Ce délitement moral se double d’une géopolitique à découvert: les révélations sur une base secrète en Irak décrivent une région traitée comme un échiquier clandestin où l’on frappe d’abord et on s’explique jamais. Pendant ce temps, Bruxelles choisit le confort procédural avec le renoncement de l’Union à interdire les thérapies de conversion, promesse reportée, indignation ajournée. L’addition est claire: influence assumée, droit renvoyé à plus tard, et l’Europe qui fait mine d’être surprise.

Justice en pointillés, spectacle en continu

À l’intérieur, la justice tente d’exister face au vacarme: les réquisitions de sept ans contre Nicolas Sarkozy rappellent que la confiance publique a un prix, même quand l’exécutif passé se croit toujours hors de portée. Mais le réel frappe plus fort: le taux de chômage qui remonte à 8,1% balaye les éléments de langage et renvoie chacun à la dureté des fins de mois.
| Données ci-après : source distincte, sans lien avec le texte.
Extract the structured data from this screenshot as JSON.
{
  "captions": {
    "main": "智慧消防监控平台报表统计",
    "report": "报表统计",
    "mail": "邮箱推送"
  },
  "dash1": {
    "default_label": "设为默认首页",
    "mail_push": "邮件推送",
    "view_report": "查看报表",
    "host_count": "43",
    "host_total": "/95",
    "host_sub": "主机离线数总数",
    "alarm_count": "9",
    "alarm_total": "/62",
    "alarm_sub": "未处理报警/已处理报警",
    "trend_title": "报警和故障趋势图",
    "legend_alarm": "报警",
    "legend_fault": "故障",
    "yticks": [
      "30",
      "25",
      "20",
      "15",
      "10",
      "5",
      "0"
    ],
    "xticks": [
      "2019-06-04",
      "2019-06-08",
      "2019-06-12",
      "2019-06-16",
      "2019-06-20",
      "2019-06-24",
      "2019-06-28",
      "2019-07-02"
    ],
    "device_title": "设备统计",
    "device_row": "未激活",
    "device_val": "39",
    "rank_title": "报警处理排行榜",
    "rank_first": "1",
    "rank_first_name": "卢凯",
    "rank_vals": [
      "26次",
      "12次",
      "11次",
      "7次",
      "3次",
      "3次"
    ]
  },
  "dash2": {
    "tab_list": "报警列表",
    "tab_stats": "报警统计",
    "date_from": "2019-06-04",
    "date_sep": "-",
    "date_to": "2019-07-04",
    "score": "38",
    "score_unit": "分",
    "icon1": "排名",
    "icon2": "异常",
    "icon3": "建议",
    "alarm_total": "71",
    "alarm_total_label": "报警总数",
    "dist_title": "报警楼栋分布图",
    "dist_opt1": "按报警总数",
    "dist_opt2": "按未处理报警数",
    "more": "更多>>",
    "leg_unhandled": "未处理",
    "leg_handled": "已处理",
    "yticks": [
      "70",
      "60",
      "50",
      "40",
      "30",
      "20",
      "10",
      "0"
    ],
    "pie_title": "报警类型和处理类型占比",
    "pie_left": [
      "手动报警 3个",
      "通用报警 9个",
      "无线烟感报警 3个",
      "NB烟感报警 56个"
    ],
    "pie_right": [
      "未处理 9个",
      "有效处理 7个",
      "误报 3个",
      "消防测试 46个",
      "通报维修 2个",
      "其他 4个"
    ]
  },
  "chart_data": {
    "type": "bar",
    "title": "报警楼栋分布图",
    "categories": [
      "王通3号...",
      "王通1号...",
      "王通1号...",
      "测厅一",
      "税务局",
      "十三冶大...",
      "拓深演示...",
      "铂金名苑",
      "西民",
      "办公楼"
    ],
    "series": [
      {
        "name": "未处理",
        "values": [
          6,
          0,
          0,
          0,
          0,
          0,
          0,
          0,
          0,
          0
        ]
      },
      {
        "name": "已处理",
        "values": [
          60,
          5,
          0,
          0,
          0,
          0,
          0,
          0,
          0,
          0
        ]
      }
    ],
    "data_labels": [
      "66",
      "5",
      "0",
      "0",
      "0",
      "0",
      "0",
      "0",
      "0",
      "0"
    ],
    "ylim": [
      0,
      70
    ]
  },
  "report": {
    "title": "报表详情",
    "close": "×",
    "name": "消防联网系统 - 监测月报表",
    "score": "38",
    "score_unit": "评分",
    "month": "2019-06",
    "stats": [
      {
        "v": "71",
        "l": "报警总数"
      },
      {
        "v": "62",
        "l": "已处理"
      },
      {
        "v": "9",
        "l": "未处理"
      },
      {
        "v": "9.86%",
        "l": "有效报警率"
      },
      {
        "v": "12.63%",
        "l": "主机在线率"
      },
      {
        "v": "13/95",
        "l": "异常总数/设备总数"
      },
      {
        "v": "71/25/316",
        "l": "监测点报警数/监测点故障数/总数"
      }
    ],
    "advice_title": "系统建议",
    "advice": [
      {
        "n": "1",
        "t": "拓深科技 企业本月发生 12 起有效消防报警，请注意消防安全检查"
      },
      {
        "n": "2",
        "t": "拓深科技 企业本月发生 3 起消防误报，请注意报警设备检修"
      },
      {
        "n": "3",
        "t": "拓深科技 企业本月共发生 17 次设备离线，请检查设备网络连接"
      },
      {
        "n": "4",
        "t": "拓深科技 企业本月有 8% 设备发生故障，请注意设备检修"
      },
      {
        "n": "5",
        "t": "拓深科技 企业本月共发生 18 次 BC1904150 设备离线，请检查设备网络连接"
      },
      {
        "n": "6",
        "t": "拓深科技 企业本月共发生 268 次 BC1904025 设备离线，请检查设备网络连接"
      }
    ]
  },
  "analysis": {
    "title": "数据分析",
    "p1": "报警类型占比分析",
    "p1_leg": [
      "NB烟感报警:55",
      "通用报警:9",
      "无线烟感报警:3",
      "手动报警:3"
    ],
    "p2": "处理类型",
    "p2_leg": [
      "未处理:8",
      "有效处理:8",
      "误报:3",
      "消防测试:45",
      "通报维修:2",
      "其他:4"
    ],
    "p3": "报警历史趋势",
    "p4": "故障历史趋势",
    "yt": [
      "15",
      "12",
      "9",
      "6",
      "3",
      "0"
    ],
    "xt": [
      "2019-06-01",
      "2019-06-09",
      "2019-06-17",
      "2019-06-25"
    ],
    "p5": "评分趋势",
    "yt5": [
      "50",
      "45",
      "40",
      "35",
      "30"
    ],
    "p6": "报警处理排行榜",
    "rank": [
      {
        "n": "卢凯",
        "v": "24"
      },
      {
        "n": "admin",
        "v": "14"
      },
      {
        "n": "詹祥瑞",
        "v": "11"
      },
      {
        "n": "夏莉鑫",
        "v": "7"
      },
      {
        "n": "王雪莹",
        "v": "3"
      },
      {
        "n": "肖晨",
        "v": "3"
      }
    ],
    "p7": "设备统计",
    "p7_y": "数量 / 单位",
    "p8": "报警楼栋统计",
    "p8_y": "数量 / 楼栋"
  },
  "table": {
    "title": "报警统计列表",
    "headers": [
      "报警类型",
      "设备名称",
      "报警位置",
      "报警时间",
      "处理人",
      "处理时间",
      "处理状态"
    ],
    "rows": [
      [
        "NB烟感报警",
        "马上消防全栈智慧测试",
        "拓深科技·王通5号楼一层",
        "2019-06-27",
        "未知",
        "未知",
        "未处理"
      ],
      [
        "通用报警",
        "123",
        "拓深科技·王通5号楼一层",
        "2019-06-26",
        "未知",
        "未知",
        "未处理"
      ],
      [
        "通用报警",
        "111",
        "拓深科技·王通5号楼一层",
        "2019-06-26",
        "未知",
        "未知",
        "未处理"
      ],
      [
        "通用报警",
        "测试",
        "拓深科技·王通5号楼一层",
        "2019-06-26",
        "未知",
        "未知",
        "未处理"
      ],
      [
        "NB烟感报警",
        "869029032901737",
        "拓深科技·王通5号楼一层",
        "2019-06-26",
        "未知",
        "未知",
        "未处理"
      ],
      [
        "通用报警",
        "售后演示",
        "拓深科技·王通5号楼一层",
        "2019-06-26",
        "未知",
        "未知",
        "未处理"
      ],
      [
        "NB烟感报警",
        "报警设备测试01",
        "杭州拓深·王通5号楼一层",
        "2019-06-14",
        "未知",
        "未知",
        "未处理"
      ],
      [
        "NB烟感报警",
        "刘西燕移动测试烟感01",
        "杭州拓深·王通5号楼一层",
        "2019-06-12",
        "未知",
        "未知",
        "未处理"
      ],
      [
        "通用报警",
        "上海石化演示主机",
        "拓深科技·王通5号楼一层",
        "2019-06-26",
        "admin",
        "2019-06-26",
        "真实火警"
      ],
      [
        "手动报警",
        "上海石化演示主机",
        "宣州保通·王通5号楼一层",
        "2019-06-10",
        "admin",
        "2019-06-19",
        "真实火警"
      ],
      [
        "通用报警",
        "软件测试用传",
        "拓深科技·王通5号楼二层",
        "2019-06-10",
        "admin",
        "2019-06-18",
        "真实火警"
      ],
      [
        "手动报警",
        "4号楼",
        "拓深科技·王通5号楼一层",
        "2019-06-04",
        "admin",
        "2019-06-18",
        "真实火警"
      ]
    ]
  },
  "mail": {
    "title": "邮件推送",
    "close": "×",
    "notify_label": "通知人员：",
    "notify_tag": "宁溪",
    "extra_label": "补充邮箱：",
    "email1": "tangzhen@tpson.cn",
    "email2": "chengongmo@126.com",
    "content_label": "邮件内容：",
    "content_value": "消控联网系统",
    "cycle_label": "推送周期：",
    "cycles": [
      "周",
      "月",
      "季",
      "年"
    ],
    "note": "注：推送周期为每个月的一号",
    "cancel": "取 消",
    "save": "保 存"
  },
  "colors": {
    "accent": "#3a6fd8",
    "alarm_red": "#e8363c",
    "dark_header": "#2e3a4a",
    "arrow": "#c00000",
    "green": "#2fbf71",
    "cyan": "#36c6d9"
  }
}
"Une dissolution ?" - u/lmoxu (244 points)

Et pourtant, la conversation dévie vers le divertissement politique, alimentée par la confession cocasse d’un mari jaloux qui prend des accents élyséens: un feuilleton de jalousie détourne le regard alors que l’emploi se délite. On amuse la galerie, on temporise, on perd du temps — et ce temps, c’est celui des précaires.

"Puisque lorsque le chômage était bas, le gouvernement avait utilisé cet argument pour diminuer la durée des droits au chômage, on ne doute pas que dans les circonstances actuelles ils vont l’augmenter. C’est évident." - u/obvious_freud (324 points)

Vigilance du quotidien: surveillance, hygiène, facture

Dans la vie réelle, la dépossession avance à petits pas. La mise en garde de la CNIL contre les lunettes connectées montre une société où chacun devient caméra embarquée sans consentement explicite. À l’autre bout de l’échelle, l’État ferme la porte d’une cuisine douteuse avec la fermeture administrative d’un fast-food à Argenteuil pour 80 kg de viande périmée: quand la régulation fonctionne, ce n’est pas glorieux, c’est juste vital.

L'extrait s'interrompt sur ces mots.